Я лежал тихо, как мышь, даже дыхание затаил - невольный свидетель того, что мне не нужно было ни видеть, ни слышать, я крепко зажмуривал глаза, а сам ловил ее жаркий шепот, хриплое, прерывистое дыхание, пронзительный скрип кровати, когда она склонялась над ним и целовала его. Я многого не понимал тогда, но этот взрыв нежности и любви потряс меня. Тетя Даша, серая и незаметная, как тень, проворно шмыгавшая мимо наших кроватей то с тарелкой, то с тряпкой… я ее и женщиной не считал, и не стеснялся нисколько, как матери, она мне казалась даже старше матери, - тетя Даша целует Щербакова и мечется над ним, как большая серая птица. Она любит его, любит! Родная моя, золотая моя тетя Даша, ты красивее всех красавиц на свете, ты даже красивее, чем моя мама! Говори ему всякие хорошие слова, говори! Это не страшно, что я нечаянно слышу их тоже, я даже не пошевелюсь, пусть во мне сейчас хоть миллион ракет взорвется, вы никогда не узнаете, что я слышал этот разговор!..

И вдруг поток тети Дашиных слов прервал негромкий, до последней буковки отчетливый голос Павла Михайловича:

- Спасибо тебе, Дарьюшка, за любовь твою, за сердце твое доброе спасибо, да только ничего у нас с тобой не получится. Однолюб я, вот какая беда. Мне она в окопах снилась и до последнего денечка сниться будет, и никого, кроме нее, мне не надо. Прикипело мое сердце к ней, век она между мной и тобой стоять будет. За какие грехи я еще тебя тиранить буду? Такая уж у меня, выходит, планида.

Она перебивала его и говорила еще что-то, но на меня после этих слов стала все гуще и гуще наплывать темнота, и через мгновение все растворилось в ней: тетя Даша, Павел Михайлович, я сам…

Вскоре Щербаков умер.

…И вот гляжу я в Лидины глаза, глубокие, как ночное небо, и думаю: жил человек… Немецкие осколки в клочья разодрали - выстоял, уже и рубцы заживать начали… А убила его какая-то женщина из далекого города Читы. Однолюбом он был, вот в чем беда. Беда?… А может, вовсе и не беда, а наоборот?… А я кто - однолюб или… многолюб? Как это он говорил: "Кочерыжка… не кочан, а одна кочерыжка…"

И удивительная, простая приходит мне в голову мысль, и я холодею от этой простоты, а если Лида не такая, как жена Щербакова а такая, как тетя Даша? Та самая тетя Даша, шептавшая ему в последнюю его ночь слова, которые, наверно, мечтает услышать от любимой женщины каждый мужчина в мире?!

38

- Саша, я тебя люблю, - повторяет Лида. - Я люблю тебя, слышишь?! Ты самый лучший, самый красивый и самый умный человек на земле. И ты самый большой идиот, Сашка, ты дурак и тупица, каких еще не видал свет.
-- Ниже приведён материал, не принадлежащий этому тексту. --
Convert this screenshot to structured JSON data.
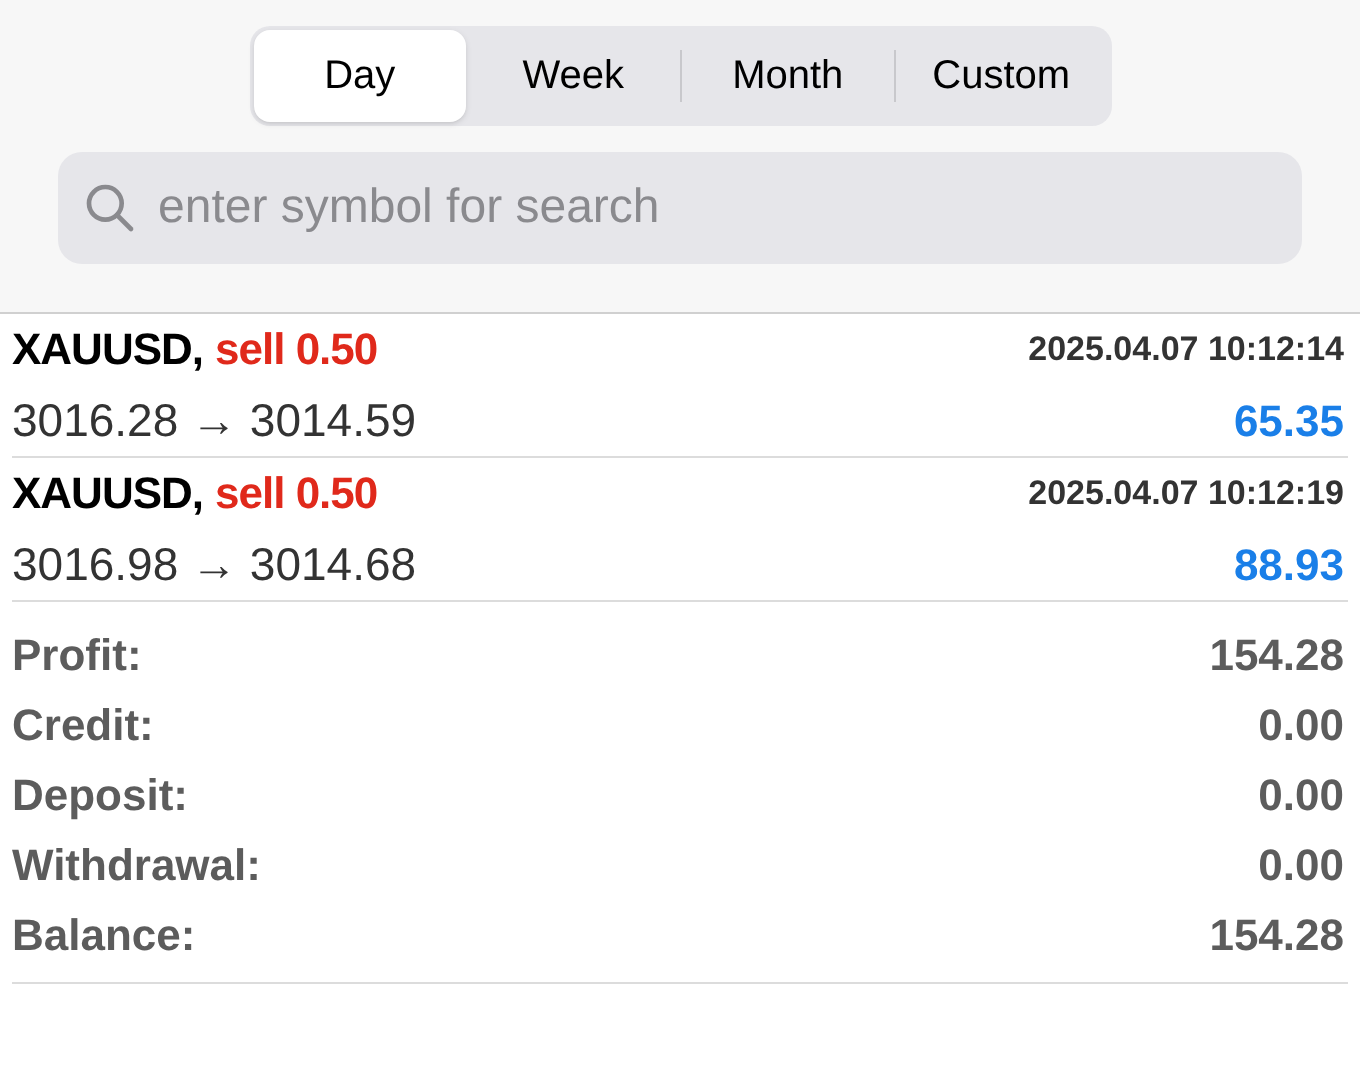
{
  "tabs": [
    {
      "label": "Day",
      "selected": true
    },
    {
      "label": "Week",
      "selected": false
    },
    {
      "label": "Month",
      "selected": false
    },
    {
      "label": "Custom",
      "selected": false
    }
  ],
  "search": {
    "placeholder": "enter symbol for search"
  },
  "deals": [
    {
      "symbol": "XAUUSD,",
      "side": "sell 0.50",
      "time": "2025.04.07 10:12:14",
      "prices": "3016.28 → 3014.59",
      "profit": "65.35"
    },
    {
      "symbol": "XAUUSD,",
      "side": "sell 0.50",
      "time": "2025.04.07 10:12:19",
      "prices": "3016.98 → 3014.68",
      "profit": "88.93"
    }
  ],
  "summary": [
    {
      "label": "Profit:",
      "value": "154.28"
    },
    {
      "label": "Credit:",
      "value": "0.00"
    },
    {
      "label": "Deposit:",
      "value": "0.00"
    },
    {
      "label": "Withdrawal:",
      "value": "0.00"
    },
    {
      "label": "Balance:",
      "value": "154.28"
    }
  ]
}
Бог ты мой, сколько я намучилась из-за тебя!.. Разве можно так издеваться над человеком?! Ты отчаянный эгоист и скотина, Сашка, ты так занят самим собой, что у тебя ослепла душа. Но я из тебя выколочу этот проклятый эгоизм! Посмей только сказать, что ты меня не любишь, что мне надо убраться отсюда ко всем чертям, - вот только посмей!.. Сейчас же - слышишь? - подними голову, перестань пялиться на свои башмаки и скажи: "Лида, я тебя люблю! Я был последним дураком и идиотом, но надеюсь, что ты меня простишь…"

Я поднимаю голову. Я смотрю в ее серые ликующие глаза и, задыхаясь, шепчу, кричу, ору на весь мир:

- Лида, я люблю тебя! Я был дураком, ослом, идиотом… кем угодно, но я люблю тебя!

- Говори… Еще говори… - смеется, и плачет она, и сжимает свое горло тонкими прозрачными пальцами. - Еще… Ах, Сашка, Сашка, и какие же мы с тобой, Сашка, оба отчаянные дурачины!..

39

Спасибо тебе, женщина, наложившая мне жгуты, сделавшая первую перевязку там, в пронизанном насквозь нежарким осенним солнцем, реденьком лесу, чтоб я не истек кровью на сырой холодной земле! Спасибо твоим добрым сильным рукам, которые несли меня до самой больницы, - как они, наверно, болели у тебя, руки, от этой нелегкой ноши. Спасибо вашим рукам, доктора, кромсавшие и сшивавшие меня, теперь я понимаю, как непросто это было - вытащить меня из трясины, в которую я медленно, но неумолимо погружался, озаренный вспышками праздничного фейерверка! И тебе спасибо, преждевременно состарившаяся мама моя, это твое тихое, неприметное мужество поддерживало меня в самые черные и безнадежные дни, когда все на свете становилось пустым и никчемным. И тебе спасибо, старый солдат, ты ведь не котелок каши отдал мне когда-то, в июле сорок первого, ты подарил мне веру в людей, в их мужество и доброту, и эта вера помогла мне выстоять. И тебе, тетя Даша, спасибо, и Олегу Григорьевичу, и саперу Щербакову, и Геннадию Ивановичу Шаповалову, и Николаю Островскому, Льву Толстому, и Александру Фадееву… - всем хорошим людям, без которых моя жизнь превратилась бы в иссушенную, бесплодную пустыню.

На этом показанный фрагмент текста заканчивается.